Aus dem Englischen von Kathrin Razum. Colleen ist siebzehn und möchte die Welt verändern. Ihre Mutter Beverly, die seit dem Tod ihres Mannes mit der Liebe für ihre rebellierende Tochter ringt, sieht ratlos zu, wie diese aus ihrem Zuhause in Kanada Richtung USA flieht. Während Colleen in Louisiana dem Abenteuer und der fixen Idee nachjagt, einen Alligatorzüchter zu finden, den ihre Tante, die lebenshungrige Filmemacherin Madeleine, einst bei einer fast tödlichen Aktion gefilmt hatte, versucht Beverly neben den Erinnerungen an ihr altes Leben einen neuen Platz zu finden. Lisa Moore erzählt von drei ungewöhnlichen Frauen, die die Menschen, die sie am meisten lieben, verlassen - oder von ihnen verlassen werden.
Rezensionsnotiz zu
Neue Zürcher Zeitung, 14.08.2013
Nicht einfach durchschaubar erscheint uns, was Rezensent Martin Zähringer da gelesen hat. Es geht um Gewalt in den von Lisa Moore mit Mitteln des Cut-up, wie Zähringer schreibt, präzise arrangierten Geschichten und Einzelschicksalen und Beziehungen. Ihren dramatischen Zusammenhang muss Zähringer zwar selber finden, doch das genügt ihm nicht.
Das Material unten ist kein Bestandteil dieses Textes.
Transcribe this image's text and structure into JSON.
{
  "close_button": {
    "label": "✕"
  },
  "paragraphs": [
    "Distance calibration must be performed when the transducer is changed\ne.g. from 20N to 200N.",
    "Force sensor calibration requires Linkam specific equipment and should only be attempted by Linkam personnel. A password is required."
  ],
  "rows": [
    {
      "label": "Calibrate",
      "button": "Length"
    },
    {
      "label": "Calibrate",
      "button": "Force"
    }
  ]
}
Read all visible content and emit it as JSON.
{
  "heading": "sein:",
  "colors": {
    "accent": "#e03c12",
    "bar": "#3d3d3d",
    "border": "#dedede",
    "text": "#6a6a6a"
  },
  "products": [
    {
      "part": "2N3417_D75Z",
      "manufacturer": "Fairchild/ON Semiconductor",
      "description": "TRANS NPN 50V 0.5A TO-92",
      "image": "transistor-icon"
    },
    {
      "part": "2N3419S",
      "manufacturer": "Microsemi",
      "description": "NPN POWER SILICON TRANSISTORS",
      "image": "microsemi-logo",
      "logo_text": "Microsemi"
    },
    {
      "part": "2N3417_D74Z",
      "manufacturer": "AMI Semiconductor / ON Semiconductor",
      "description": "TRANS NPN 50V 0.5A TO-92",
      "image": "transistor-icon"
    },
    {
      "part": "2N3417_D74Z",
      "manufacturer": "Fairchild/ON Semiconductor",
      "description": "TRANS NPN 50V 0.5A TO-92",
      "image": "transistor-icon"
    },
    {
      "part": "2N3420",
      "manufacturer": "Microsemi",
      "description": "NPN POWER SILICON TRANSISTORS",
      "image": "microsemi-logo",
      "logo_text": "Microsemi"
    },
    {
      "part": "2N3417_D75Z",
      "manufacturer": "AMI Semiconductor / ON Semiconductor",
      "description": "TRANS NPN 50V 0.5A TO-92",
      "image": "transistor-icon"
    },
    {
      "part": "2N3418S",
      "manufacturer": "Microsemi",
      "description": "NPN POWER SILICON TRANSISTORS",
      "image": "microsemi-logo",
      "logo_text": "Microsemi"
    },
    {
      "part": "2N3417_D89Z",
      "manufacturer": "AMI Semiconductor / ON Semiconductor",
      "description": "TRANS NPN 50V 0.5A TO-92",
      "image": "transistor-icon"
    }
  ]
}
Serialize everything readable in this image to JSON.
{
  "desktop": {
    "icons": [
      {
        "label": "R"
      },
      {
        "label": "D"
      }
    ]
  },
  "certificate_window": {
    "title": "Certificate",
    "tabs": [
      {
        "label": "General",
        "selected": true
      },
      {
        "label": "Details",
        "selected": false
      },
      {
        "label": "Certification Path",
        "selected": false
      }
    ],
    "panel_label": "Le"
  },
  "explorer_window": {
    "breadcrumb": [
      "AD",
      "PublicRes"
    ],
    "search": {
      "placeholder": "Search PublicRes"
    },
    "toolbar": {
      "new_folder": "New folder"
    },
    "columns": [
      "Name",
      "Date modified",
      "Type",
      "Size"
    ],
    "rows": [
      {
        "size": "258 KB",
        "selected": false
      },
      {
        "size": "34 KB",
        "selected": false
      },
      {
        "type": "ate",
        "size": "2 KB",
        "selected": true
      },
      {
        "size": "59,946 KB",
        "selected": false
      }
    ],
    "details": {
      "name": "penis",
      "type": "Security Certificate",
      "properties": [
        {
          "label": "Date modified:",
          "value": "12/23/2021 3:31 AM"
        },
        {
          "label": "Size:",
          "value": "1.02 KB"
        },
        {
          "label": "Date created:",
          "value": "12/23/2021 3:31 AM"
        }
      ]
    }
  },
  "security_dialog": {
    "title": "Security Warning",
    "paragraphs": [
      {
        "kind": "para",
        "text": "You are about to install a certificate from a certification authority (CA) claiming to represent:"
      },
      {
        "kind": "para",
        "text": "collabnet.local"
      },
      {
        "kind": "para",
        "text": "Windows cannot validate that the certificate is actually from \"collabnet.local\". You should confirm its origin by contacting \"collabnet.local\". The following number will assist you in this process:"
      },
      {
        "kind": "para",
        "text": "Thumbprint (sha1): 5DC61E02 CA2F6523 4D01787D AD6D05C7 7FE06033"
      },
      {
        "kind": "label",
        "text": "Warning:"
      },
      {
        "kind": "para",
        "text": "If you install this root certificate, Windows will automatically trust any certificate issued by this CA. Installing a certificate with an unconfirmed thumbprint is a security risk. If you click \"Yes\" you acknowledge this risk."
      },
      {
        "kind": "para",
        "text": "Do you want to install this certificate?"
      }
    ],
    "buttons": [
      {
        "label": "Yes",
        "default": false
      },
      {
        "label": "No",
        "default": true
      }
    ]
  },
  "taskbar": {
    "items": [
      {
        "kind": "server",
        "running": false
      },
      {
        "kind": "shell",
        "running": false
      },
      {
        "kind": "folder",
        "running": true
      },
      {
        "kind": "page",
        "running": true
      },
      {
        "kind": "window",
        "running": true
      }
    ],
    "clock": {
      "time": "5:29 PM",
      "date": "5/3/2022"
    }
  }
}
Am Ende stößt er doch wieder auf eine wohlkalkulierte Geschichte, enttäuscht. Zähringer nämlich hält das Cut-up für eine lohnenswerte Sache, die immer neue Perspektiven schafft. Das virtuose Erzählen der Autorin hätte er gern gegen ein riskanteres eingetauscht.
Rezensionsnotiz zu
Frankfurter Allgemeine Zeitung, 06.06.2013
Der Short Cuts-Stil der Debütantin Lisa Moore scheint Katharina Teutsch zu gefallen. Dass die Autorin ihre Romanfiguren (Pechvögel allesamt) und Handlungen nur in Momentaufnahmen "anspielt" und sie dann sich selbst und der Leserfantasie überlässt, verführt Teutsch wenigstens nicht dazu, vorschnelle Urteile zu fällen. Was im neufundländischen St. John's so an Merkwürdigem passiert, genügt der Rezensentin so in seinem "unaufdringlichen Zusammenhang", impressionistisch und ohne Happy End.